11 April 2005


From the April issue of Poetry, an report from Aleksandar Hemon on Semezdin Mehmedinovic’s Sarajevo Blues:

"The precision of the detail, coupled with the awareness of what it all means, is everywhere in Sarajevo Blues. In 'Animals,' Semezdin writes:

I do not know how much longer I can bear a life like this. I get thrills every time, when at the thundering [of the artillery] outside, the cat snaps out of sleep and then, on my chest, I feel the slow unsheathing of her claws.

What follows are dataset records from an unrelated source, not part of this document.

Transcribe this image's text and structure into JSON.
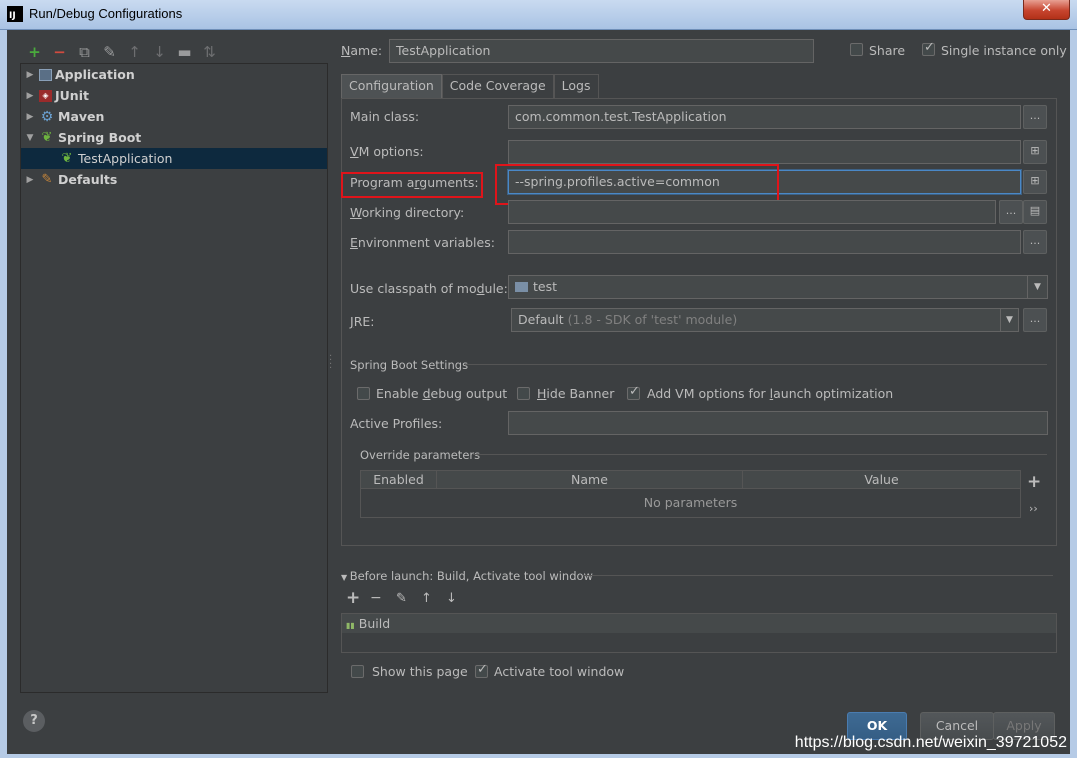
{
  "window": {
    "title": "Run/Debug Configurations",
    "close_glyph": "✕"
  },
  "toolbar": {
    "icons": [
      "add-icon",
      "remove-icon",
      "copy-icon",
      "edit-defaults-icon",
      "move-up-icon",
      "move-down-icon",
      "folder-icon",
      "sort-icon"
    ]
  },
  "tree": {
    "items": [
      {
        "label": "Application",
        "expanded": false,
        "icon": "application-icon"
      },
      {
        "label": "JUnit",
        "expanded": false,
        "icon": "junit-icon"
      },
      {
        "label": "Maven",
        "expanded": false,
        "icon": "maven-icon"
      },
      {
        "label": "Spring Boot",
        "expanded": true,
        "icon": "spring-boot-icon"
      },
      {
        "label": "TestApplication",
        "selected": true,
        "icon": "spring-app-icon"
      },
      {
        "label": "Defaults",
        "expanded": false,
        "icon": "defaults-icon"
      }
    ]
  },
  "header": {
    "name_label": "Name:",
    "name_value": "TestApplication",
    "share_label": "Share",
    "share_checked": false,
    "single_instance_label": "Single instance only",
    "single_instance_checked": true
  },
  "tabs": [
    {
      "label": "Configuration",
      "active": true
    },
    {
      "label": "Code Coverage",
      "active": false
    },
    {
      "label": "Logs",
      "active": false
    }
  ],
  "config": {
    "main_class_label": "Main class:",
    "main_class_value": "com.common.test.TestApplication",
    "vm_options_label": "VM options:",
    "vm_options_value": "",
    "program_args_label": "Program arguments:",
    "program_args_value": "--spring.profiles.active=common",
    "working_dir_label": "Working directory:",
    "working_dir_value": "",
    "env_vars_label": "Environment variables:",
    "env_vars_value": "",
    "classpath_label": "Use classpath of module:",
    "classpath_value": "test",
    "jre_label": "JRE:",
    "jre_value": "Default",
    "jre_detail": "(1.8 - SDK of 'test' module)",
    "ellipsis": "..."
  },
  "spring": {
    "section_title": "Spring Boot Settings",
    "debug_label": "Enable debug output",
    "debug_checked": false,
    "banner_label": "Hide Banner",
    "banner_checked": false,
    "vm_launch_label": "Add VM options for launch optimization",
    "vm_launch_checked": true,
    "profiles_label": "Active Profiles:",
    "profiles_value": "",
    "override_title": "Override parameters",
    "columns": [
      "Enabled",
      "Name",
      "Value"
    ],
    "empty_text": "No parameters"
  },
  "before_launch": {
    "title": "Before launch: Build, Activate tool window",
    "build_label": "Build",
    "show_page_label": "Show this page",
    "show_page_checked": false,
    "activate_label": "Activate tool window",
    "activate_checked": true
  },
  "footer": {
    "ok_label": "OK",
    "cancel_label": "Cancel",
    "apply_label": "Apply",
    "help_glyph": "?"
  },
  "watermark": "https://blog.csdn.net/weixin_39721052",
  "colors": {
    "highlight": "#e0141a",
    "accent": "#4a88c7",
    "selection": "#0d293e"
  }
}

The sensory exactness of moments like this brought the siege home for me, quite literally, and made me comprehend what it was like to exist in Sarajevo. But Sarajevo Blues was not just bearing witness—although that would be admirably sufficient—it was also exposing the flimsy ways in which “our” reality (“we” being the unbesieged) is assembled to be comforting and bearable. For in the end, the central fact of every life is death, a fact that “we” choose to ignore for as long as possible. The purpose of “our” reality is to cover up the fact of death, and one of the things writers and poets can—and should—do is to unpack the lies of reality, beginning with the lie of life eternal in the present. What Semezdin did in Sarajevo Blues, with the heart and mind of a superb poet, was to recognize that the collapse of reality in Sarajevo was directly related to the ubiquity of death, which makes the city different from any other place on earth only in degree but not in kind. Nowhere is that more clear than in the poem called 'Corpse':

We slowed down at the bridge
to watch dogs by the Miljacka
tearing apart a human corpse
then we went on

nothing in me has changed

I listened to the snow bursting under the tires
like teeth crunching an apple
and I felt a wild desire to laugh
at you
because you call this place hell
and you flee from here convinced
that death beyond Sarajevo does not exist

Reading Sarajevo Blues, I not only understood what it meant to live in Sarajevo under siege—I understood what it meant to live."

Poetry is well worth reading. If the poetry sometimes disappoints (why is this?), the essays are often thrilling, and sometimes a review causes me to buy a new collection, e.g., Sarajevo Blues by Semezdin Mehmedinovic.